Catholic dissidents are regularly afforded the media megaphone to demand that the Holy Father become a Holy Panderer, crumbling rigid orthodoxy in favor of a church that follows instead of leads. They want a church in reverse, in which the appointed shepherds are supposed to be sheep, and the sheep become the shepherds. Yet one need only look at the effects on many mainline Protestant denominations that have traveled that road: their churches are crumbling. So if the Pope were merely holding a marketing session in America, trying to figure out how to keep the most fannies in the pews, this message would not be helpful.
No one understands this better than Benedict XVI (and before him John Paul II). It is not that the Catholic Church is insufficiently enlightened, it is that it has become too liberal. The media are blind (and dissidents thoroughly uncomfortable) to what could be the most natural appeal to hold on to believers: challenge them to believe. Challenge them to live up to their faith, not down to the deviancy of our popular culture. Remind them of what God’s Word demands of them, and expect them to respond to it.

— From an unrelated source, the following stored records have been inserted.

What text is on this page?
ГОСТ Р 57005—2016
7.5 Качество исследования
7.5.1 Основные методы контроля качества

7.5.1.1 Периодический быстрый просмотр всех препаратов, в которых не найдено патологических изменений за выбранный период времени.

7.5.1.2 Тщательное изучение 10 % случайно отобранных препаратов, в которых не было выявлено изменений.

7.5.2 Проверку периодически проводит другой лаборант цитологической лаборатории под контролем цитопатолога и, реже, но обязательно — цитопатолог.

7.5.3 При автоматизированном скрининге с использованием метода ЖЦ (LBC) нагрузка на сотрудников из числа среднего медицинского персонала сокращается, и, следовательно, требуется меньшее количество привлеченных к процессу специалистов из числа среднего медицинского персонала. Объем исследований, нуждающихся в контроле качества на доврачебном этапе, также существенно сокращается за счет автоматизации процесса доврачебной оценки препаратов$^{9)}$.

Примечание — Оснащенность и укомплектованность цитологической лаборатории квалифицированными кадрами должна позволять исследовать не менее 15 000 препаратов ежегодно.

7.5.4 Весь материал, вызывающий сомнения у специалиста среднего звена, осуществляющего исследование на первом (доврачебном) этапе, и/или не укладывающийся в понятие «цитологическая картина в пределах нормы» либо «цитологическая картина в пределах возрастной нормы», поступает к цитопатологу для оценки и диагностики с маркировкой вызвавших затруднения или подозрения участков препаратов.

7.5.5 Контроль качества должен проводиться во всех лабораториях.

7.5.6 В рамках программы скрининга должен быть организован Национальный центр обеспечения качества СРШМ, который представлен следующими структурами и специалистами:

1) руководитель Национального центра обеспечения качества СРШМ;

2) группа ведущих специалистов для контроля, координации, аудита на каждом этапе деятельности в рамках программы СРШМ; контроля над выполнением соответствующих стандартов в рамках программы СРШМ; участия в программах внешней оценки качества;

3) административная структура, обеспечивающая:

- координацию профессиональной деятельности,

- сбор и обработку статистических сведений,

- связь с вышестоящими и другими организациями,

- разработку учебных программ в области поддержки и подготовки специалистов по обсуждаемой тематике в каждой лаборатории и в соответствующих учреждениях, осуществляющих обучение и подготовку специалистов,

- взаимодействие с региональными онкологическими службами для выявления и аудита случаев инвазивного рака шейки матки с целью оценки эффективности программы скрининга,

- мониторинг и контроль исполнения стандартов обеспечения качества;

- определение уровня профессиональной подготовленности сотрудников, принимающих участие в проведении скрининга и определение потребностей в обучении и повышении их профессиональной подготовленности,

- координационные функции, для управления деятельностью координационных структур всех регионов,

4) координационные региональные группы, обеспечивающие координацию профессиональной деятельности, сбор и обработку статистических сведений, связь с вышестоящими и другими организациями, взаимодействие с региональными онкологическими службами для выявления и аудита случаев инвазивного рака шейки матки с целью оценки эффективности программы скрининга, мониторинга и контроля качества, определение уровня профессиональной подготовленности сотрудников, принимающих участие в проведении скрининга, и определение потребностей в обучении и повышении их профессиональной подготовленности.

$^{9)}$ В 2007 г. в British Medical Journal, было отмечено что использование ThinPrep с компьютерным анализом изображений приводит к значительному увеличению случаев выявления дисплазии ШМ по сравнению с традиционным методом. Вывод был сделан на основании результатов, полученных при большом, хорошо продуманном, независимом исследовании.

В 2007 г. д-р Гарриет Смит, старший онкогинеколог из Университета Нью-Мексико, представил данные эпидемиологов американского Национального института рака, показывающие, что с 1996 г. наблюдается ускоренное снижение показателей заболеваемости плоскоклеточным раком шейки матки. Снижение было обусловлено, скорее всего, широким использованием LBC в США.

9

If the media truly were focused on solutions to what ails the American Catholic Church, rather than the advancement of the agenda of its dissidents, they would stop focusing on heretical anti-Catholic groups like Catholics for a Free Choice and instead look for organizations asking Catholics to return to fidelity with the church of their youth.
At which point they’d discover Catholics Come Home.
Founded in 1998 by Tom Peterson, a former advertising executive with 30 years’ experience in that field, Catholics Come Home enjoys the support of many noted Catholic authors, bishops and Vatican officials. It has now launched a national multimedia campaign, with a special emphasis on TV ads, gently nudging lapsed Catholics back into the fold. The group cites a quote from the late Archbishop Fulton Sheen: “Love is a mutual self-giving that ends in self-recovery. You recover God, and He recovers you.”
The message comes with the Christian virtues of faith, hope, and love. It’s not an appeal to “narrow dogmatism,” but it is unequivocally faithful to dogma They see the church as a port in a storm, not a prison guarded by Rottweilers. “God loves you so much that He will not stop searching for you, reaching out to you, and seeking you, so He can bring you safely home to a big, warm, and loving Catholic family. But God is gentle... the choice is yours.”
The media seemingly have no concept of what G.K. Chesterton called “the adventure of orthodoxy” against the prevailing winds of earthly opinion. “It is always easy to let the age have its head; the difficult thing is to keep one’s own,” Chesterton wrote. “It is always easy to be a modernist; as it is easy to be a snob.” Moral relativism demands we roll with its flow, and be swept up in its secular dogmatism.
The hard part about religious belief in modern America is giving up the worship of self, the urge to put our selfish concerns first. “What would American Catholics wish to hear from the Pope when he arrives?” “What do you want him to say?” These are the dominant media questions posed to Catholic leaders before papal visits.
Even orthodox Catholics would be tempted to wax poetic. But when he was asked, Tom Peterson’s simple response was a monumental rebuttal to the very question. “I want the Holy Father to say whatever the Holy Father wishes to say.” It is the faith behind that response that deserves attention from the American media if they are truly interested in answers, not agendas.